The target frame is correctly map
, it is available only if the zed_nodenis publishing the map -> odom
transform
@Myzhar Thanks for your reply. I was able to solve this problem by doing the following:
I realized that I shouldn't create the listener in the callback.
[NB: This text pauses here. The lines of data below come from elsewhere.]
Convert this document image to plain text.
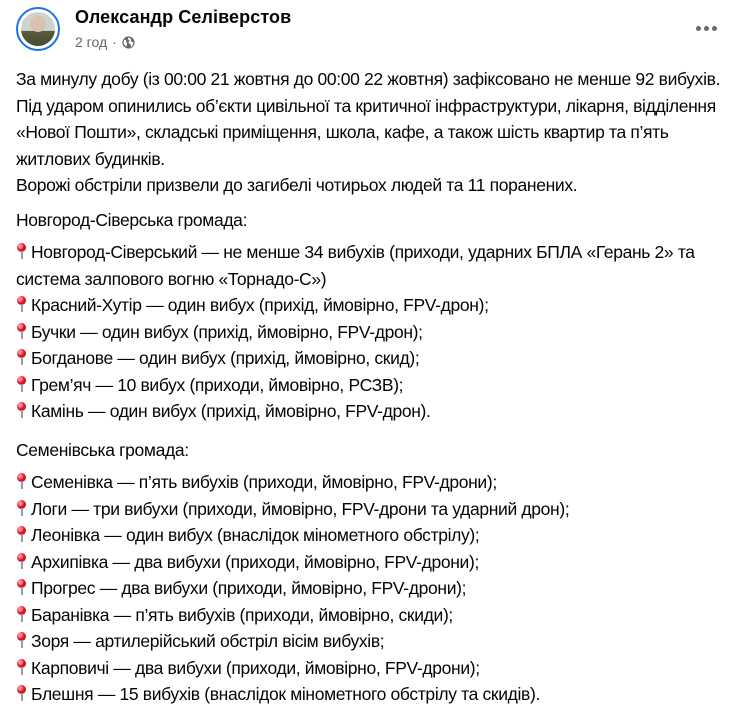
Олександр Селіверстов
2 год ·

За минулу добу (із 00:00 21 жовтня до 00:00 22 жовтня) зафіксовано не менше 92 вибухів.

Під ударом опинились об’єкти цивільної та критичної інфраструктури, лікарня, відділення «Нової Пошти», складські приміщення, школа, кафе, а також шість квартир та п’ять житлових будинків.

Ворожі обстріли призвели до загибелі чотирьох людей та 11 поранених.

Новгород-Сіверська громада:

Новгород-Сіверський — не менше 34 вибухів (приходи, ударних БПЛА «Герань 2» та система залпового вогню «Торнадо-С»)

Красний-Хутір — один вибух (прихід, ймовірно, FPV-дрон);

Бучки — один вибух (прихід, ймовірно, FPV-дрон);

Богданове — один вибух (прихід, ймовірно, скид);

Грем’яч — 10 вибух (приходи, ймовірно, РСЗВ);

Камінь — один вибух (прихід, ймовірно, FPV-дрон).

Семенівська громада:

Семенівка — п’ять вибухів (приходи, ймовірно, FPV-дрони);

Логи — три вибухи (приходи, ймовірно, FPV-дрони та ударний дрон);

Леонівка — один вибух (внаслідок мінометного обстрілу);

Архипівка — два вибухи (приходи, ймовірно, FPV-дрони);

Прогрес — два вибухи (приходи, ймовірно, FPV-дрони);

Баранівка — п’ять вибухів (приходи, ймовірно, скиди);

Зоря — артилерійський обстріл вісім вибухів;

Карповичі — два вибухи (приходи, ймовірно, FPV-дрони);

Блешня — 15 вибухів (внаслідок мінометного обстрілу та скидів).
Instead, I should listen for the transformation in the main loop, and then apply the transformation in the point cloud call back.
#include <ros/ros.h>
#include <ros/console.h>
// PCL specific includes
#include <sensor_msgs/PointCloud2.h>
#include <pcl_conversions/pcl_conversions.h>
#include <pcl/point_cloud.h>
#include <pcl/point_types.h>
#include <pcl/ModelCoefficients.h>
#include <pcl/io/pcd_io.h>
#include <pcl/point_types.h>
#include <pcl/filters/extract_indices.h>
#include <pcl/sample_consensus/method_types.h>
#include <pcl/sample_consensus/model_types.h>
#include <pcl/segmentation/sac_segmentation.h>
#include <pcl_ros/transforms.h>
ros::Publisher pub;
tf::StampedTransform transform;
void cloud_callback (const sensor_msgs::PointCloud2ConstPtr& input)
{
// Create a container for the data.
pcl::PointCloud<pcl::PointXYZ>::Ptr cloud_transformed(new pcl::PointCloud<pcl::PointXYZ>);
pcl::PointCloud<pcl::PointXYZ>::Ptr temp_cloud(new pcl::PointCloud<pcl::PointXYZ>);
pcl::PCLPointCloud2 pcl_pc2;
pcl_conversions::toPCL(*input, pcl_pc2);
pcl::fromPCLPointCloud2(pcl_pc2,*temp_cloud);
pcl_ros::transformPointCloud(*temp_cloud, *cloud_transformed, transform);
sensor_msgs::PointCloud2 cloud_publish;
pcl::toROSMsg(*cloud_transformed,cloud_publish);
cloud_publish.header = input->header;
pub.publish(cloud_publish);
}
int main (int argc, char** argv){
// Initialize ROS
ROS_INFO("Node started");
ros::init (argc, argv, "point_cloud_transform");
ros::NodeHandle nh;
// Create a ROS subscriber for the input point cloud
ros::Subscriber sub = nh.subscribe ("/zed/point_cloud/cloud_registered", 1, cloud_callback);
// Create a ROS publisher for the output point cloud
pub = nh.advertise<sensor_msgs::PointCloud2> ("/point_cloud/cloud_transformed", 1);
tf::TransformListener listener;
ros::Rate rate(30.0);
while (nh.ok()){
try{
listener.lookupTransform("map", "zed_camera_center", ros::Time(), transform);
}
catch (tf::TransformException ex){
ROS_ERROR("%s",ex.what());
}
ros::spinOnce();
rate.sleep();
}
ros::spin();
return 0;
}
Yes, that's correct.
It is even better if you use a tf2::Buffer
like we do in the ZED wrapper:
@Myzhar @NeilNie Is there specific documentation for tf
? I desperately need to transform point-cloud from camera frame to map frame.
@nalinraur the code that @NeilNie has shared does exactly what you are searching for.
You can adapt it to your needings
Is the point cloud data with respect to the map frame or is it with respect to the camera coordinate frame?